В течение нескольких последующих недель, пока я осваивалась с ролью бывшей заключённой и бывшей детоубийцы, происходило что-то неправильное. Меня не покидало весьма тревожное чувство, что мир больше не вращается плавно и безопасно вокруг своей оси. Что-то изменилось. Я говорила себе, что это лишь моё восприятие, но не была в этом столь уверена. Что бы или кто бы ни управлял вселенной ранее, ей уже не управлял. Покровительство перешло из рук в руки. Может другие оставались в неведении, но я тут же увидела знамения. Они были едва заметными, но очевидными — дуга солнечного света на горизонте в сумерках, неправильный изгиб определенных углов, скопление огромных бледных мотыльков за моим окном и самое показательное — пугающее продвижение некоей тени, что приближалась с каждым днём.

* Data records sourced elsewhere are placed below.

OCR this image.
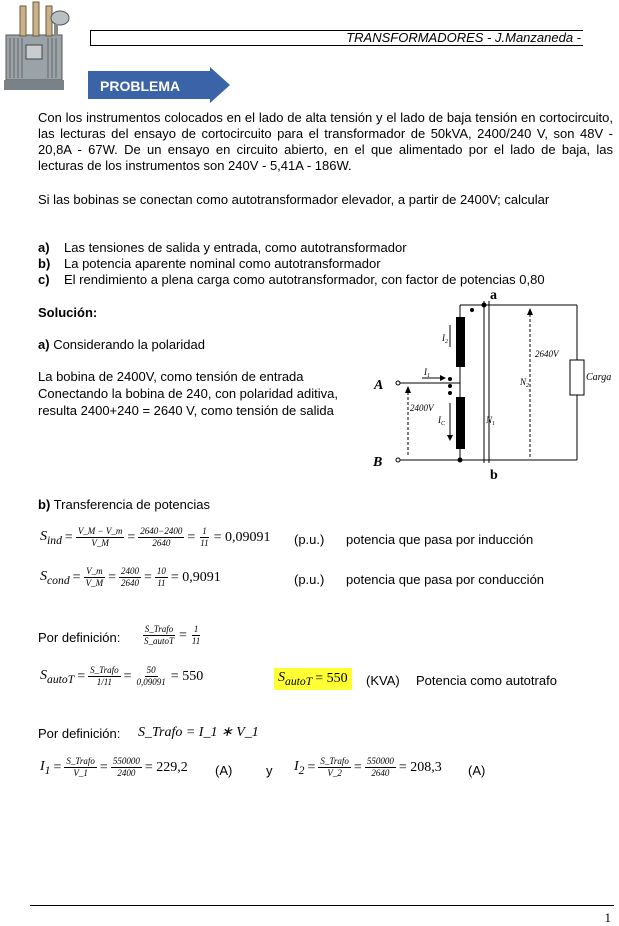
TRANSFORMADORES - J.Manzaneda -
PROBLEMA
Con los instrumentos colocados en el lado de alta tensión y el lado de baja tensión en cortocircuito, las lecturas del ensayo de cortocircuito para el transformador de 50kVA, 2400/240 V, son 48V - 20,8A - 67W. De un ensayo en circuito abierto, en el que alimentado por el lado de baja, las lecturas de los instrumentos son 240V - 5,41A - 186W.
Si las bobinas se conectan como autotransformador elevador, a partir de 2400V; calcular
a) Las tensiones de salida y entrada, como autotransformador
b) La potencia aparente nominal como autotransformador
c) El rendimiento a plena carga como autotransformador, con factor de potencias 0,80
Solución:
a) Considerando la polaridad
La bobina de 2400V, como tensión de entrada
Conectando la bobina de 240, con polaridad aditiva,
resulta 2400+240 = 2640 V, como tensión de salida
a
A
B
b
$I_2$
$I_1$
$I_C$	$N_1$
$N_2$
2640V
2400V
Carga
b) Transferencia de potencias
$S_{ind} = \frac{V\_M - V\_m}{V\_M} = \frac{2640-2400}{2640} = \frac{1}{11} = 0,09091$ (p.u.) potencia que pasa por inducción
$S_{cond} = \frac{V\_m}{V\_M} = \frac{2400}{2640} = \frac{10}{11} = 0,9091$	(p.u.) potencia que pasa por conducción
Por definición: $\frac{\text{S\_Trafo}}{\text{S\_autoT}} = \frac{1}{11}$
$S_{autoT} = \frac{\text{S\_Trafo}}{1/11} = \frac{50}{0,09091} = 550$	$S_{autoT} = 550$ (KVA) Potencia como autotrafo
Por definición: S_Trafo = I_1 ∗ V_1
$I_1 = \frac{\text{S\_Trafo}}{V\_1} = \frac{550000}{2400} = 229,2$ (A)	y $I_2 = \frac{\text{S\_Trafo}}{V\_2} = \frac{550000}{2640} = 208,3$ (A)
1
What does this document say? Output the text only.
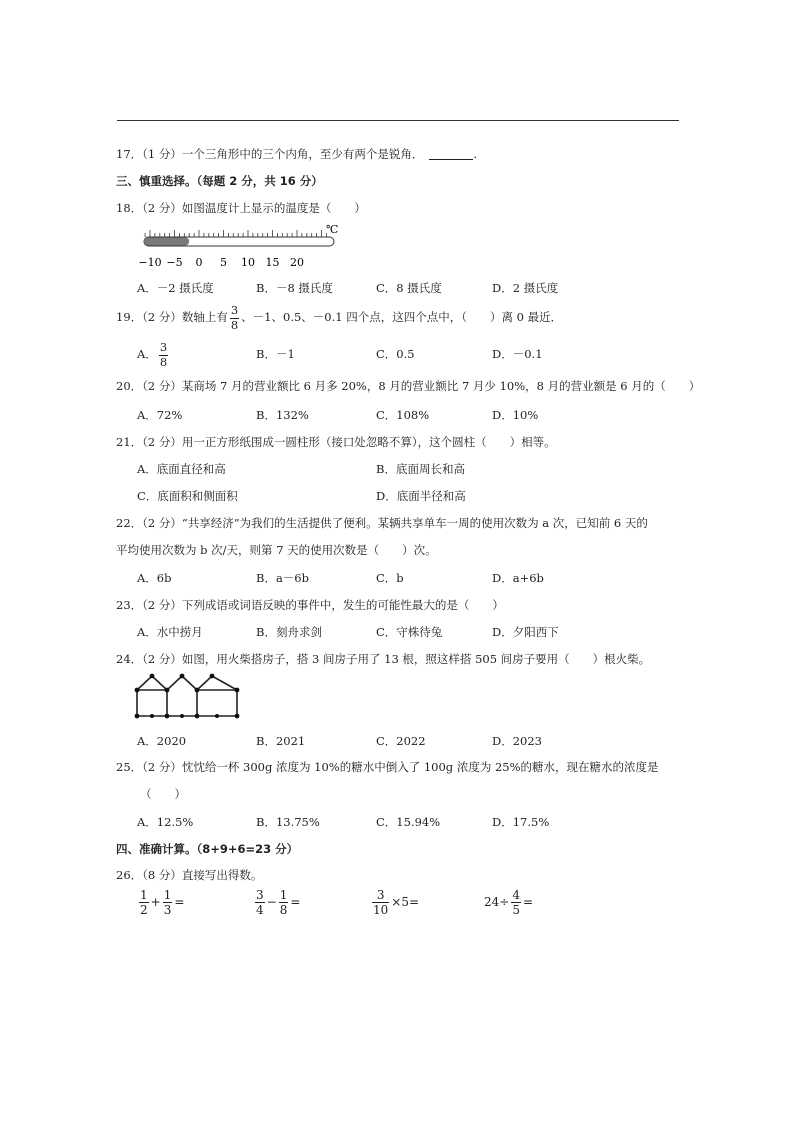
17．（1 分）一个三角形中的三个内角，至少有两个是锐角．	.
三、慎重选择。（每题 2 分，共 16 分）
18．（2 分）如图温度计上显示的温度是（　　）
−10 −5 0 5 10 15 20
℃
A．－2 摄氏度	B．－8 摄氏度	C．8 摄氏度	D．2 摄氏度
19．（2 分）数轴上有 $\frac{3}{8}$ 、－1、0.5、－0.1 四个点，这四个点中，（　　）离 0 最近．
A． $\frac{3}{8}$	B．－1	C．0.5	D．－0.1
20．（2 分）某商场 7 月的营业额比 6 月多 20%，8 月的营业额比 7 月少 10%，8 月的营业额是 6 月的（　　）
A．72%	B．132%	C．108%	D．10%
21．（2 分）用一正方形纸围成一圆柱形（接口处忽略不算），这个圆柱（　　）相等。
A．底面直径和高	B．底面周长和高
C．底面积和侧面积	D．底面半径和高
22．（2 分）“共享经济”为我们的生活提供了便利。某辆共享单车一周的使用次数为 a 次，已知前 6 天的
平均使用次数为 b 次/天，则第 7 天的使用次数是（　　）次。
A．6b	B．a－6b	C．b	D．a+6b
23．（2 分）下列成语或词语反映的事件中，发生的可能性最大的是（　　）
A．水中捞月	B．刻舟求剑	C．守株待兔	D．夕阳西下
24．（2 分）如图，用火柴搭房子，搭 3 间房子用了 13 根，照这样搭 505 间房子要用（　　）根火柴。
A．2020	B．2021	C．2022	D．2023
25．（2 分）忱忱给一杯 300g 浓度为 10%的糖水中倒入了 100g 浓度为 25%的糖水，现在糖水的浓度是
（　　）
A．12.5%	B．13.75%	C．15.94%	D．17.5%
四、准确计算。（8+9+6=23 分）
26．（8 分）直接写出得数。
$\frac{1}{2} + \frac{1}{3}$ =	$\frac{3}{4} - \frac{1}{8}$ =	$\frac{3}{10} \times 5=$	$24\div \frac{4}{5}$ =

Мичем поселил меня в реабилитационном центре вместе с другими бывшими заключёнными. Это было место для всех, мужчины располагались слева от лестницы, а женщины — справа. Независимо от пола, у них была одна общая черта: пристальный взгляд, этот ужасный, какой-то каталептический взгляд, словно они разглядывали что-то вдалеке, чего никто другой увидеть не может. Большинство из них, испытывая дискомфорт от внешнего мира, оставались в комнатах, расхаживая взад-вперёд, будто все ещё находились в своих камерах. Полагаю, что после столь долгого пребывания в клетке высшая физика неограниченного пространства была за пределами их понимания. В первую неделю же повесилась одна из женщин, пожилая леди, которую все звали Мардж. Она оставила предсмертную записку, которая провозглашала незатейливое: «ЛИШЬ ЛЕВЫЙ ГЛАЗ МОЖЕТ ВИДЕТЬ». Но, прежде чем накинуть петлю на горло, Мардж взяла нож для удаления сердцевины из яблок и вынула оскорбительную сферу. Она положила кровавый шарик в чайную чашку, а затем покончила с собой. И так тихо, что женщина в соседней комнате даже не услышала.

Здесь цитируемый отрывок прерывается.